Thursday, November 17, 2011

My Grandma Never Made Cookies

Sometime in the next few days, I'm going to lose my grandmother. It's been the toughest thing I've experienced yet, and at the same time, it's helping me regain some focus for what I truly have to be thankful for this year. With that said, as I put together my list of cookie recipes I'm racking my brain for something that could be commemorative of her. Just now, I realized why I haven't thought of anything.

For the life of me, as far as I can remember, my grandmother never baked cookies.

As my boyfriend puts it, my grandmother was a real spirit of a person, strong minded and compassionate. One would have to be, I suppose, to succeed as a Luthern, Puerto Rican single mother in the Bronx in the mid-1900s. I still remember the feel of her apartment carpets, the faded, stained tiles and tub, and the scent... a lingering composite of decades of immaculately prepared Puerto Rican dishes. My grandma taught me how to fall in love with food--roasted pernil that melted off the bone, delicate combinations of spanish rice and saucy beans, and stews that simmered for hours until all the windows in the place fogged up, drooling in anticipation right along with us.

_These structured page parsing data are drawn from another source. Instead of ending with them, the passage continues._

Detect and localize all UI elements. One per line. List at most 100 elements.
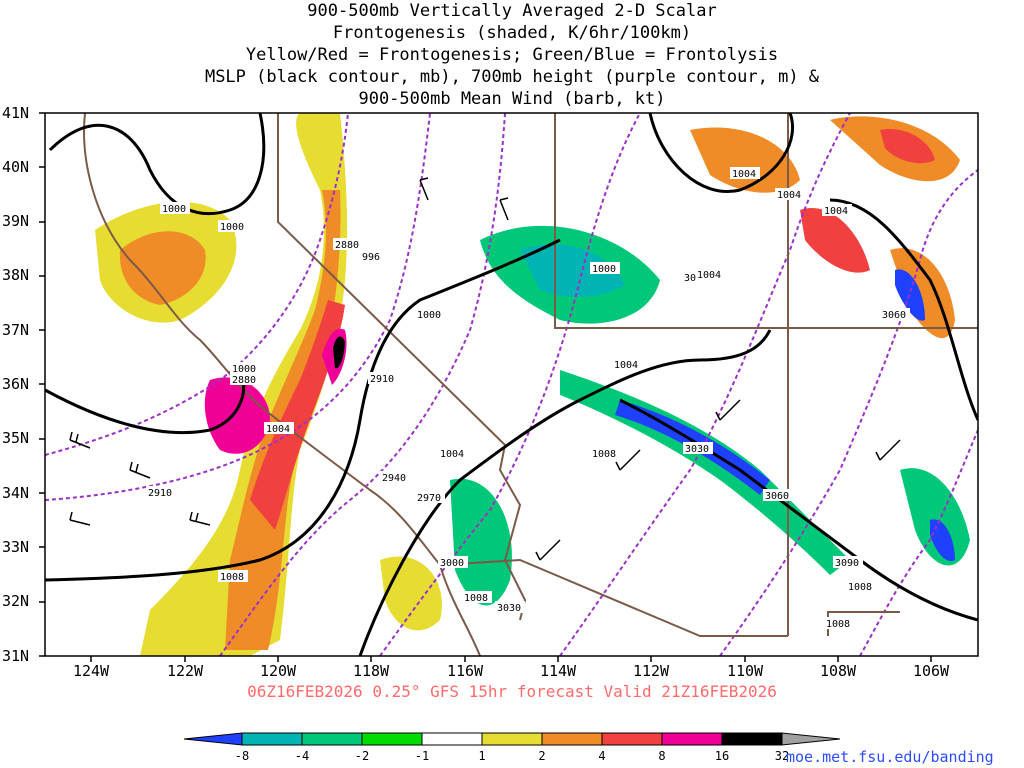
mslp-contour-1004 bbox=[45, 238, 561, 582]
mslp-label-7: 1004 bbox=[266, 424, 290, 435]
shade-green-socal bbox=[450, 478, 512, 606]
wind-barbs bbox=[69, 177, 901, 561]
height-label-8: 3030 bbox=[497, 603, 521, 614]
colorbar-swatch-2 bbox=[301, 732, 363, 746]
source-credit: moe.met.fsu.edu/banding bbox=[786, 748, 994, 766]
colorbar: -8 -4 -2 -1 1 2 4 8 16 32 bbox=[183, 732, 841, 763]
shade-green-eastnm bbox=[900, 468, 970, 566]
height-label-4: 2910 bbox=[148, 488, 172, 499]
mslp-contour-1004-northeast bbox=[648, 113, 795, 193]
title-line-5: 900-500mb Mean Wind (barb, kt) bbox=[358, 89, 666, 109]
wind-barb-1 bbox=[69, 431, 91, 449]
mslp-label-13: 1004 bbox=[697, 270, 721, 281]
wind-barb-7 bbox=[615, 449, 641, 471]
lon-tick-106w: 106W bbox=[913, 662, 950, 680]
shade-orange-newmexico bbox=[890, 248, 955, 339]
title-line-3: Yellow/Red = Frontogenesis; Green/Blue =… bbox=[245, 45, 779, 65]
wind-barb-5 bbox=[419, 177, 429, 201]
wind-barb-6 bbox=[499, 197, 509, 221]
lat-tick-39n: 39N bbox=[2, 212, 29, 230]
colorbar-swatch-1 bbox=[241, 732, 303, 746]
title-line-4: MSLP (black contour, mb), 700mb height (… bbox=[204, 67, 820, 87]
mslp-label-5: 1000 bbox=[592, 264, 616, 275]
colorbar-swatch-5 bbox=[481, 732, 543, 746]
title-line-2: Frontogenesis (shaded, K/6hr/100km) bbox=[332, 23, 692, 43]
colorbar-label-2: 2 bbox=[538, 749, 545, 763]
mslp-contour-1004-east bbox=[829, 198, 978, 421]
lat-tick-41n: 41N bbox=[2, 104, 29, 122]
height-label-11: 3060 bbox=[765, 491, 789, 502]
wind-barb-2 bbox=[129, 461, 151, 479]
lon-tick-114w: 114W bbox=[540, 662, 577, 680]
height-label-5: 2940 bbox=[382, 473, 406, 484]
shade-orange-colorado bbox=[690, 127, 800, 193]
shade-red-sierra bbox=[250, 300, 345, 530]
mslp-label-1: 1000 bbox=[162, 204, 186, 215]
height-labels: 2880 2880 2910 2910 2940 2970 3000 3030 … bbox=[146, 238, 910, 614]
lon-tick-108w: 108W bbox=[820, 662, 857, 680]
wind-barb-10 bbox=[535, 539, 561, 561]
lat-tick-40n: 40N bbox=[2, 158, 29, 176]
colorbar-swatch-6 bbox=[541, 732, 603, 746]
lon-tick-112w: 112W bbox=[633, 662, 670, 680]
colorbar-label-32: 32 bbox=[775, 749, 789, 763]
frontogenesis-shading bbox=[95, 113, 970, 656]
lat-tick-38n: 38N bbox=[2, 266, 29, 284]
lat-tick-37n: 37N bbox=[2, 321, 29, 339]
colorbar-swatch-3 bbox=[361, 732, 423, 746]
forecast-valid-text: 06Z16FEB2026 0.25° GFS 15hr forecast Val… bbox=[247, 682, 777, 701]
shade-teal-utah bbox=[520, 244, 625, 297]
wind-barb-8 bbox=[715, 399, 741, 421]
lon-tick-122w: 122W bbox=[167, 662, 204, 680]
wind-barb-4 bbox=[189, 511, 211, 526]
colorbar-swatches bbox=[183, 732, 841, 746]
lon-tick-118w: 118W bbox=[353, 662, 390, 680]
mslp-labels: 1000 1000 996 1000 1000 1000 1004 1004 1… bbox=[160, 167, 876, 630]
lat-tick-33n: 33N bbox=[2, 538, 29, 556]
lat-tick-35n: 35N bbox=[2, 429, 29, 447]
height-label-13: 30 bbox=[684, 273, 696, 284]
colorbar-label-4: 4 bbox=[598, 749, 605, 763]
wind-barb-9 bbox=[875, 439, 901, 461]
height-label-7: 3000 bbox=[440, 558, 464, 569]
lon-tick-120w: 120W bbox=[260, 662, 297, 680]
colorbar-label-16: 16 bbox=[715, 749, 729, 763]
colorbar-label-m8: -8 bbox=[235, 749, 249, 763]
shade-red-northeast bbox=[880, 129, 935, 164]
mslp-label-14: 1008 bbox=[592, 449, 616, 460]
border-california-nevada bbox=[277, 113, 527, 621]
height-contours bbox=[45, 113, 978, 656]
lat-axis: 41N 40N 39N 38N 37N 36N 35N 34N 33N 32N … bbox=[2, 104, 45, 665]
mslp-label-15: 1008 bbox=[220, 572, 244, 583]
mslp-contour-1008-south bbox=[619, 398, 978, 622]
lat-tick-36n: 36N bbox=[2, 375, 29, 393]
colorbar-label-1: 1 bbox=[478, 749, 485, 763]
lat-tick-34n: 34N bbox=[2, 484, 29, 502]
mslp-label-17: 1008 bbox=[848, 582, 872, 593]
shade-orange-northcoast bbox=[119, 231, 206, 305]
mslp-label-3: 996 bbox=[362, 252, 380, 263]
height-contour-2880 bbox=[45, 113, 349, 456]
height-label-10: 3060 bbox=[882, 310, 906, 321]
lat-tick-31n: 31N bbox=[2, 647, 29, 665]
height-label-2: 2880 bbox=[232, 375, 256, 386]
wind-barb-3 bbox=[69, 511, 91, 526]
lon-tick-124w: 124W bbox=[73, 662, 110, 680]
mslp-label-9: 1004 bbox=[614, 360, 638, 371]
shade-red-colorado bbox=[800, 208, 870, 273]
mslp-label-11: 1004 bbox=[777, 190, 801, 201]
lon-tick-116w: 116W bbox=[447, 662, 484, 680]
mslp-label-2: 1000 bbox=[220, 222, 244, 233]
title-line-1: 900-500mb Vertically Averaged 2-D Scalar bbox=[307, 1, 717, 21]
height-label-9: 3030 bbox=[685, 444, 709, 455]
shade-black-core bbox=[333, 336, 345, 369]
colorbar-swatch-0 bbox=[183, 732, 243, 746]
mslp-contour-1008 bbox=[358, 329, 772, 656]
mslp-label-8: 1004 bbox=[440, 449, 464, 460]
shade-blue-eastnm bbox=[930, 519, 955, 561]
colorbar-label-m2: -2 bbox=[355, 749, 369, 763]
colorbar-swatch-8 bbox=[661, 732, 723, 746]
height-contour-3090 bbox=[859, 429, 978, 656]
mslp-label-4: 1000 bbox=[417, 310, 441, 321]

My grandmother taught me how to cook, and those will always be amongst my most cherished memories. But she was diabetic, and she never made cookies. She would bake a cake from a Pilsbury box from time to time, or make Goya flans in small custard bowls, but her Christmas cookies were simply a never-ending blue tin of sugar-crusted Royal Dutch cookies shaped like bows and gems, stacked neatly in cups of white paper.

Christmas cookies from scratch were really my mom's thing. And since her mother passed away long before I was born, maybe I won't be able to make an intergenerational thing out of this cookie project. But just for the hell of it, I'm going to find a Puerto Rican cookie recipe to add to the list.